Ах, Марина, твоё второе имя коварство. Я это окончательно понял чуть позже, когда дни нашей любви стремительно повернулись на убыль. В сущности, беды ещё ничего не предвещало: ты всё так же будто подтаивала при виде меня, сверкая глазами и подрагивая голосом в предвкушении страсти. Но что-то неуловимо изменилось этой весной, в ту секунду, когда мы по радио услышали и узнали о городе для само— и изолированных.

Я помню твою растерянность, глухой голос и прядь растрёпанных, чуть сальных волос:

— Город для самоизолированных? Что это? Зачем? Ну и бред, прости-господи.

Да, Марина, бред. Для тебя, рождённой в свете, пожирающей мир и людей в нём, ненасытной девчонки сама идея об изоляции мнилась бредом воспалённого воображения. Но я не уверен до сих пор, — а, может, оно и правда родилось в звенящем от напряжения воображении, возбуждённом настолько, что тут же воплотилась в моей реальности?

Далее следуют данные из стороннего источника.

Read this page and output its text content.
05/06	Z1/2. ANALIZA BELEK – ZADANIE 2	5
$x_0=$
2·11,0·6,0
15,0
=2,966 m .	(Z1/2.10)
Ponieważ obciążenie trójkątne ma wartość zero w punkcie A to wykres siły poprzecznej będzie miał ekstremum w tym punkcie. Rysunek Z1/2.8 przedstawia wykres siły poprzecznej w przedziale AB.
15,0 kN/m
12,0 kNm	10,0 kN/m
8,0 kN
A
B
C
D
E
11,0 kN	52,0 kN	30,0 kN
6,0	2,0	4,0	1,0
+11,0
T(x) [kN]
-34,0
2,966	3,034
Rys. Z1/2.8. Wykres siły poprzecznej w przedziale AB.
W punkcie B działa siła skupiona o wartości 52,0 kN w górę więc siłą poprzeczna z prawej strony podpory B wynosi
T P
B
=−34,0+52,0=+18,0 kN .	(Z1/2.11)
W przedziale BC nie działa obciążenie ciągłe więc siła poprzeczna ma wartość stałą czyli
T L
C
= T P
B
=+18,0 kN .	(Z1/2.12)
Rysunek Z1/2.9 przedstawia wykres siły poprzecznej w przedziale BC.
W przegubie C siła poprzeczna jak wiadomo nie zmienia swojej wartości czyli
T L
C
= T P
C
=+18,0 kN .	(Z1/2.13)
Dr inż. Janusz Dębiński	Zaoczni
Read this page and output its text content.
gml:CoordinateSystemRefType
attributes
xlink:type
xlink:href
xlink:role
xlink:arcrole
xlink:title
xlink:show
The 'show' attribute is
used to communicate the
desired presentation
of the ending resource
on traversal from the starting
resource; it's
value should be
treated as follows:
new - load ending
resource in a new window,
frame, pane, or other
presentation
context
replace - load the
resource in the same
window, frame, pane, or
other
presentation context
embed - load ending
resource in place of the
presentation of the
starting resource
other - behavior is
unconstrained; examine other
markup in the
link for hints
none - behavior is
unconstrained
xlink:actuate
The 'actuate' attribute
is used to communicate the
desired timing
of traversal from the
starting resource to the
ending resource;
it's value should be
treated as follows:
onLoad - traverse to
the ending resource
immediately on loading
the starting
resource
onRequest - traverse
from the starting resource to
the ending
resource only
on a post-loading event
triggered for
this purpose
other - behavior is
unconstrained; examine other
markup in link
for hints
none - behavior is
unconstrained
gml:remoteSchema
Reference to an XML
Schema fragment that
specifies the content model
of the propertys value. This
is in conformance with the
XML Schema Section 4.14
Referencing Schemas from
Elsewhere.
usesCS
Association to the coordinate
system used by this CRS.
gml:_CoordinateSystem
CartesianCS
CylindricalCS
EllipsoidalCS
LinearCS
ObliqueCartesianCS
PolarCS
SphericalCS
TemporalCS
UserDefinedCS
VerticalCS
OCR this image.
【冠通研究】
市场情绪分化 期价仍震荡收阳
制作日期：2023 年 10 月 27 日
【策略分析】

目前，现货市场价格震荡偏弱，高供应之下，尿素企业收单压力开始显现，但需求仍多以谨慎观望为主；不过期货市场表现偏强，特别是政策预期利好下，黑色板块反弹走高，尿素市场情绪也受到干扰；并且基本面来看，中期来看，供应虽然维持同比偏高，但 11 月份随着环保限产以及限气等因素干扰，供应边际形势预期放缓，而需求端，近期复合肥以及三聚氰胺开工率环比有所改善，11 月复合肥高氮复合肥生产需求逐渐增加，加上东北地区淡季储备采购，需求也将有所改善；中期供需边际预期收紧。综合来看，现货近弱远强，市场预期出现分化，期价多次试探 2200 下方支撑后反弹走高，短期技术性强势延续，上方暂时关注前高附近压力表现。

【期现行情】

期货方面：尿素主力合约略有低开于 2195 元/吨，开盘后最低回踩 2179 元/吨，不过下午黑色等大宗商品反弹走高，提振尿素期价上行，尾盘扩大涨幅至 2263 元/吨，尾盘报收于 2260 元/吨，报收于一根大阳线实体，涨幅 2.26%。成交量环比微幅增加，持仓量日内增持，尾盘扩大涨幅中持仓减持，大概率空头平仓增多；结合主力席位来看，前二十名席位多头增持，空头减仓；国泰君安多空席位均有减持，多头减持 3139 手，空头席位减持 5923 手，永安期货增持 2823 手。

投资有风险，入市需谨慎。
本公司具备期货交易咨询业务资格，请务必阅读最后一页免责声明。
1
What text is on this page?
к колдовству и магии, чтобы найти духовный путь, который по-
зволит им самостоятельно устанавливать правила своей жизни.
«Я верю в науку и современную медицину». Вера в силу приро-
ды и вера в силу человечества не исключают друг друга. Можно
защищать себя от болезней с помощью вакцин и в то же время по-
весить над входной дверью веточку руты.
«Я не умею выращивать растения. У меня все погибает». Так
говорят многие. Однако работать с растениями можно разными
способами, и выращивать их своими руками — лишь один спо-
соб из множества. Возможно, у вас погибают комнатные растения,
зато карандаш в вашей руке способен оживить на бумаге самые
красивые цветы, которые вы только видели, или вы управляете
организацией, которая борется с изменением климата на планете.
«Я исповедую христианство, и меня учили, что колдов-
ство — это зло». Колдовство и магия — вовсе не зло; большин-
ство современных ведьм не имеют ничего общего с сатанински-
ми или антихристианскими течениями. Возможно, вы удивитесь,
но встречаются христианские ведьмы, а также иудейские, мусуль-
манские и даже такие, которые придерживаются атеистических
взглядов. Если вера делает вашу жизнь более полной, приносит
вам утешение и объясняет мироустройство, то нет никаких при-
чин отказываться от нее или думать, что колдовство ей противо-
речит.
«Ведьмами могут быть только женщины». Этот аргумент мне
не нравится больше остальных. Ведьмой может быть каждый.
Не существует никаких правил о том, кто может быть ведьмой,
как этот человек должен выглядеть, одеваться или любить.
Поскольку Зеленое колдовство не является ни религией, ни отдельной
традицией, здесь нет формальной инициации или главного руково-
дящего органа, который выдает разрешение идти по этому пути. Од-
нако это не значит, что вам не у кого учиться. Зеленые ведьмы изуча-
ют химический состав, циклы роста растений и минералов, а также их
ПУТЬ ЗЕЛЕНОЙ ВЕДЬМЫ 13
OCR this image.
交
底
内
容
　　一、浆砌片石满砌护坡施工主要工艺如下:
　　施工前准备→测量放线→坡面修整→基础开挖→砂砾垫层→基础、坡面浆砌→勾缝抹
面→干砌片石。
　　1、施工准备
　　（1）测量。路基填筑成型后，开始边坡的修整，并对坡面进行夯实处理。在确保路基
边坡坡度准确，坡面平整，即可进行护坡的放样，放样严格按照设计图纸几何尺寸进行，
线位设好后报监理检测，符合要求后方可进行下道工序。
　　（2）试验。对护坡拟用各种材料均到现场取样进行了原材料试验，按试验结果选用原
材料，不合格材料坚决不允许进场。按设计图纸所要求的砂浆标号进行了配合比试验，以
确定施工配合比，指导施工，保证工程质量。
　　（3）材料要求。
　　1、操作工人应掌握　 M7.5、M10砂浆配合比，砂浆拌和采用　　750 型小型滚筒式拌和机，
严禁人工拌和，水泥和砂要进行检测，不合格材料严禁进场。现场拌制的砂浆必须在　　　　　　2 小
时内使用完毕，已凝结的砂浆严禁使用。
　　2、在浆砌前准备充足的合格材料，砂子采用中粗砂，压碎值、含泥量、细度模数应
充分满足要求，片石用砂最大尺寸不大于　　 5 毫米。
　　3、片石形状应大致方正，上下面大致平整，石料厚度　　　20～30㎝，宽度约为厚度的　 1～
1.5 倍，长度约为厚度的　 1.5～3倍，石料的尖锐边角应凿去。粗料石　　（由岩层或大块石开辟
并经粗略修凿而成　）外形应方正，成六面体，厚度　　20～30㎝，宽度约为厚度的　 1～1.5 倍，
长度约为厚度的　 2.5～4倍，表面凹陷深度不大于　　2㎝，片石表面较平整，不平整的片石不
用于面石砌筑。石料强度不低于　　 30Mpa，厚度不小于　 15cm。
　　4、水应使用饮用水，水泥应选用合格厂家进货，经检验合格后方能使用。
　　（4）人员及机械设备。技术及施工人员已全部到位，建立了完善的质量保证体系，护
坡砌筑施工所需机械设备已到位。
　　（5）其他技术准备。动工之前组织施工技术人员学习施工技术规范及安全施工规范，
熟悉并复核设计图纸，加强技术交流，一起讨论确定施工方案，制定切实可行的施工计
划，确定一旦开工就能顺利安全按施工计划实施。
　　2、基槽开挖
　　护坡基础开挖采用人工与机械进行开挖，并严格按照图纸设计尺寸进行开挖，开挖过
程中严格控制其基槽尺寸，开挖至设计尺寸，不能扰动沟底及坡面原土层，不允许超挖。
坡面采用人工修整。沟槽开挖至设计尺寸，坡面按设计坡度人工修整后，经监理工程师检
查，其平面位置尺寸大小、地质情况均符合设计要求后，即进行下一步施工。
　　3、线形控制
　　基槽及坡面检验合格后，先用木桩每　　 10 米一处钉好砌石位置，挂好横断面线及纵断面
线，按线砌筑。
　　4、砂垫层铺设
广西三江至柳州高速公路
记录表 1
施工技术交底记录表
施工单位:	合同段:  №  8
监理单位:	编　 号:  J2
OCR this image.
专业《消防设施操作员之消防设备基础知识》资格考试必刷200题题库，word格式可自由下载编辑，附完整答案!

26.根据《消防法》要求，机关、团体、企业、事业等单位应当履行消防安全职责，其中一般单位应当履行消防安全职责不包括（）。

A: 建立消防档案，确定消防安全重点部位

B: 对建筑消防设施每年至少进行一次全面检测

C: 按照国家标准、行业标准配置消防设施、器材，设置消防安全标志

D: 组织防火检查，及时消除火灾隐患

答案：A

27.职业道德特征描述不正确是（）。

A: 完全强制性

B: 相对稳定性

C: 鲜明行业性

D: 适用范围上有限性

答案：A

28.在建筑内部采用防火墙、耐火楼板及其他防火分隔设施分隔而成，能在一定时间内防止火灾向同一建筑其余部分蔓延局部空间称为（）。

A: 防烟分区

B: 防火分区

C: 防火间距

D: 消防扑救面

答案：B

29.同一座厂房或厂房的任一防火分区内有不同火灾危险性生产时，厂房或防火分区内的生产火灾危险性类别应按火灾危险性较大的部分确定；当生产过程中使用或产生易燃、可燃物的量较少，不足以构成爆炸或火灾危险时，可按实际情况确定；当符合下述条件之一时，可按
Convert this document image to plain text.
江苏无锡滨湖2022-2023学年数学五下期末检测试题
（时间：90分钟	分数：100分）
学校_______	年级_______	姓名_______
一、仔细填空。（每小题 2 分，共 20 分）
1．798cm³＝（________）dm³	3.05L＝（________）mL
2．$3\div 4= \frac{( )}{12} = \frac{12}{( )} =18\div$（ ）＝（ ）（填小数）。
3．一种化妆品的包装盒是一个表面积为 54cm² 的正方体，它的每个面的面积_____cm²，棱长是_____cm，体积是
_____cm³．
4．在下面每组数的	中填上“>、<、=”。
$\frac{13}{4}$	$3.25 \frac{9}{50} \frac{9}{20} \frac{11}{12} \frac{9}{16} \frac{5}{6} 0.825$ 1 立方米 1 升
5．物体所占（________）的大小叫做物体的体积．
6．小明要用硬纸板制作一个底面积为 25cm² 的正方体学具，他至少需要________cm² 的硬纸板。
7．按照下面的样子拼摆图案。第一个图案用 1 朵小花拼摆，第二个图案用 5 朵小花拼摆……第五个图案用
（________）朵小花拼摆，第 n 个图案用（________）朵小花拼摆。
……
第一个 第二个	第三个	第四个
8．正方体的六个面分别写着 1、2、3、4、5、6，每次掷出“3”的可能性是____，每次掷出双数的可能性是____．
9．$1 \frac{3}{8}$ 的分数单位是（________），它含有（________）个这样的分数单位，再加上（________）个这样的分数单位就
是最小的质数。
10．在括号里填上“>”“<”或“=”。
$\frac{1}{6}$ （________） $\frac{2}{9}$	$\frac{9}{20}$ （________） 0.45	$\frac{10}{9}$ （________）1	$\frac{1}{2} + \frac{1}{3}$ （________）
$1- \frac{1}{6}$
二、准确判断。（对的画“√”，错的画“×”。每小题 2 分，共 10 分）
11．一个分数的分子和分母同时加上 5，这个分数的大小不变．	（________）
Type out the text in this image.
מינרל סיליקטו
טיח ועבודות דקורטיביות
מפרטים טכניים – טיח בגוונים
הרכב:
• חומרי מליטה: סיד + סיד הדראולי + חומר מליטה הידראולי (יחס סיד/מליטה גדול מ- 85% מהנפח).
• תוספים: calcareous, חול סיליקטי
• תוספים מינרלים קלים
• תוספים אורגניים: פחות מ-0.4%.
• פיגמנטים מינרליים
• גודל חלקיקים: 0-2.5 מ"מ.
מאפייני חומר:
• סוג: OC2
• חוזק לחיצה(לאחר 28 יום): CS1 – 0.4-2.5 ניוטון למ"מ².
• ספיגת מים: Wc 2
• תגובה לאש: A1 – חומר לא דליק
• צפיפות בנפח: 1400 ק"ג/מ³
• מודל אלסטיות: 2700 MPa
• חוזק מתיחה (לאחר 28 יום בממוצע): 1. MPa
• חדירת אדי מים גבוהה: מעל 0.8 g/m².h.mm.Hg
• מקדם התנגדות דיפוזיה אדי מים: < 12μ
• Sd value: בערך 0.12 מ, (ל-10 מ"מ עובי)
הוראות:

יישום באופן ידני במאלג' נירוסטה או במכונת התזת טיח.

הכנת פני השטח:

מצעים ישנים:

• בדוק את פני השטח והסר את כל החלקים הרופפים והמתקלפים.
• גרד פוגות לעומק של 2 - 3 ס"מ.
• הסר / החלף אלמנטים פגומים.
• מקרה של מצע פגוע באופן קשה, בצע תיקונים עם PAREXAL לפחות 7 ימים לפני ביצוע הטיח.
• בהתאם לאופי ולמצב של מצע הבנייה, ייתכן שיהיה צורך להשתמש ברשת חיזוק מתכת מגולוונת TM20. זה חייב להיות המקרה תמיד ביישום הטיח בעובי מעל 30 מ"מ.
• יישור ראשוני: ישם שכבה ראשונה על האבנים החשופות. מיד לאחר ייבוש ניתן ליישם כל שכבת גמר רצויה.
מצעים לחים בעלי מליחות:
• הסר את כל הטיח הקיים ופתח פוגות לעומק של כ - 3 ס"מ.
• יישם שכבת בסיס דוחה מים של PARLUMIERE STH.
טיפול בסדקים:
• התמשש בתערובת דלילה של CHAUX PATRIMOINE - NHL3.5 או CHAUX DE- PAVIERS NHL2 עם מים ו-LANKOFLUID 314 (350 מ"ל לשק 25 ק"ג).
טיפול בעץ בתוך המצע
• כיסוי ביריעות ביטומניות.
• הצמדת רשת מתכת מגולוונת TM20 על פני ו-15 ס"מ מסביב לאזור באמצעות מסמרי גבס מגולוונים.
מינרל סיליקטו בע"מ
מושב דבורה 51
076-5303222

Я говорю о своей, особой реальности нарочно — ведь отныне, с момента появления города, она возникла и заиграла мерцанием надежды. Но в этой же точке от меня оторвалась и потихоньку стала отплывать, уплывать чуть в сторону и уж точно назад моя Марина, субмарина, ощутившая всей своей двуличной желтизной, что ей пора обратно в свет, на дно.

И я, конечно же, соврал тогда стражу при встрече — никаким другом ты мне не была, но именно ты направила к городу, к лабиринту потерянных санаториев, в одной из комнат которых мне теперь придётся найти себя.

Волна горьких мыслей в тесной темноте сейфа внезапно напоролось на что-то жёсткое и непреодолимое, споткнулась о волнорез ещё одного прозрения: даже здесь, отгородившись от всего внутри стальной коробки, я по-прежнему живу образами Марины и той жизни, которую пора бы уж похоронить. А это значит, что самоизоляция второго порядка тоже не работает. Спрятавшись от мира в номер и в сейф, я не смог отгородиться от самого себя.

Я понял, что нужны более решительные меры, мне была нужна ограда от воображения и от надоевшей памяти: срочно необходима изоляция от Питера Расмусова. И прикинув возможности, я довольно улыбнулся — выход есть, он рядом. Для полной самоизоляции нужно всего лишь стать другим. И я даже сразу понял кем — стражем.

Крепко, до боли в слепнущих глазах я зажмурился, изгоняя из тела дух Питера, для пущей верности прихватив горло руками, сдавливая до тошноты от невозможности вздохнуть, и…

Просто открыл глаза, сразу нашарив в неполных, обманчивых сумерках часы со стрелкой, подбирающейся к тринадцати ноль-ноль. В вестибюле звенела мягкая тишина, разливался запах борща вперемешку с ароматами дрожжевой сдобы, и было хорошо.

Я поднял с пола пику, примерился, взмахнул ею, — вроде легко, движения не стесняет. Шагнул к лифту, поднялся на пятый этаж, вышел в коридор и. чутьём нащупывая верный путь, двинулся к двери с номером пятьсот сорок четыре.

Она даже не скрипнула, пропуская меня внутрь, по ночам звуков не бывает. В номере тишина умиротворялась белоснежным рваным куском заоконного месяца по ковролину, в геометрическом орнаментальном танце которого угадывались две цифры.

Эти цифры давно уже стали символом. Символом и возраста, запустившего начало выздоровления, и игр в поддавки с теперь уже однозначно отступившей реальностью, и отношений с той, которая ровно тринадцать раз клялась любить вечно.

Тринадцать. Это число я и выставил на сейфовом замке, а когда дверца открылась с хрустом вонзил остриё пики в горло затаившегося незнакомца.